Por outro lado, Fernando acredita que a capoeira tenha ido além de um esporte na sua trajetória e tenha trazido ensinamentos que ficarão para toda a vida. “No fim das contas, a capoeira sempre foi uma válvula de lazer e de atividade física, mas também de uma paixão por essa cultura. É legal que a capoeira não trabalha só a luta, mas também a poesia e a cantoria, por exemplo. Eu acho que o que mais me chama atenção na capoeira é a questão de postura de vida. A gente aprende a lidar com as diferenças. A capoeira nos ensina a ser coerente com o que estamos fazendo e mostra que a gente não pode se prevalecer de nada”, ressalta.
Vale lembrar que a Abadá não é a única escola de capoeira do Brasil. No entanto, Mestrando Sorridente acredita que a associação carrega uma evolução do esporte consigo mesma. “Para mim, a diferença da Abadá é que a gente tem o Mestre Camisa, que é o gênio da capoeira. Ele fez e está fazendo a diferença no mundo da capoeira. Ele tem o desejo de ver os capoeiristas em um patamar que a gente realmente merece. Nós não somos só atletas. Nós também somos artistas. A gente canta, dança, toca e luta. São muitas coisas em uma arte só”, explica.
O Mestrando ainda relata que, todos os anos, o Mestre Camisa organiza momentos de estudo para os capoeiristas. “Não é só a parte física que é desenvolvida na Abadá. Nós também temos cursos e palestras. O Mestre Camisa sempre faz questão de trazer algum especialista para falar de outras áreas como administração, saúde e cultura, por exemplo. Isso para que a gente possa ir melhorando também como capoeirista e não só como jogador.
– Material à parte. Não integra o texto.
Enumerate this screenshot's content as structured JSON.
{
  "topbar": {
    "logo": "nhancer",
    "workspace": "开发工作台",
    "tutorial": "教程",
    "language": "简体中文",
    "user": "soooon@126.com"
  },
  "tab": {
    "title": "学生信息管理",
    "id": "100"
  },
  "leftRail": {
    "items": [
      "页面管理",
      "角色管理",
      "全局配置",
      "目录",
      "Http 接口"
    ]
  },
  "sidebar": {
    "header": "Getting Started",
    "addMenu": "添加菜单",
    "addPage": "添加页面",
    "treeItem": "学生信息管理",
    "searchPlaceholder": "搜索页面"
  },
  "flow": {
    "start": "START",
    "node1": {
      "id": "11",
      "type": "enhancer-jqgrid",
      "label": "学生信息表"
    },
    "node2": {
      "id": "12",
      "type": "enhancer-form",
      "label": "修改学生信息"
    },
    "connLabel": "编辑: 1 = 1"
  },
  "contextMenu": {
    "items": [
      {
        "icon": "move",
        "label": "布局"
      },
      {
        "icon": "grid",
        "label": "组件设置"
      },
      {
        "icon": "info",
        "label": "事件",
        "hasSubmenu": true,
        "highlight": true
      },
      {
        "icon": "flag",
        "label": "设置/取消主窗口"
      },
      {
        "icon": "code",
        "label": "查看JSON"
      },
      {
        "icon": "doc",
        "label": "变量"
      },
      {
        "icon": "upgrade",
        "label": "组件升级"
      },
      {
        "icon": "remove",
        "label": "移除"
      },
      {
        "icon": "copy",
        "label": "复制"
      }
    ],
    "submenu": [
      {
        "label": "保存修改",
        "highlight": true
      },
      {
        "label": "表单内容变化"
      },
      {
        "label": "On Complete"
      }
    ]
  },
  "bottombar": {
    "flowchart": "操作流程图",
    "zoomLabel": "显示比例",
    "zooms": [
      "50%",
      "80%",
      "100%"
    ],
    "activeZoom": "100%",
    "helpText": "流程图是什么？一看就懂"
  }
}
A capoeira evoluiu muito, e ele ajudou muito nisso”, finaliza.
Desde 2014, a capoeira é registrada como patrimônio cultural imaterial pela Organização das Nações Unidas para a Educação, a Ciência e a Cultura (Unesco) em uma categoria que abrange expressões culturais e tradições que um grupo de indivíduos preserva para as gerações futuras.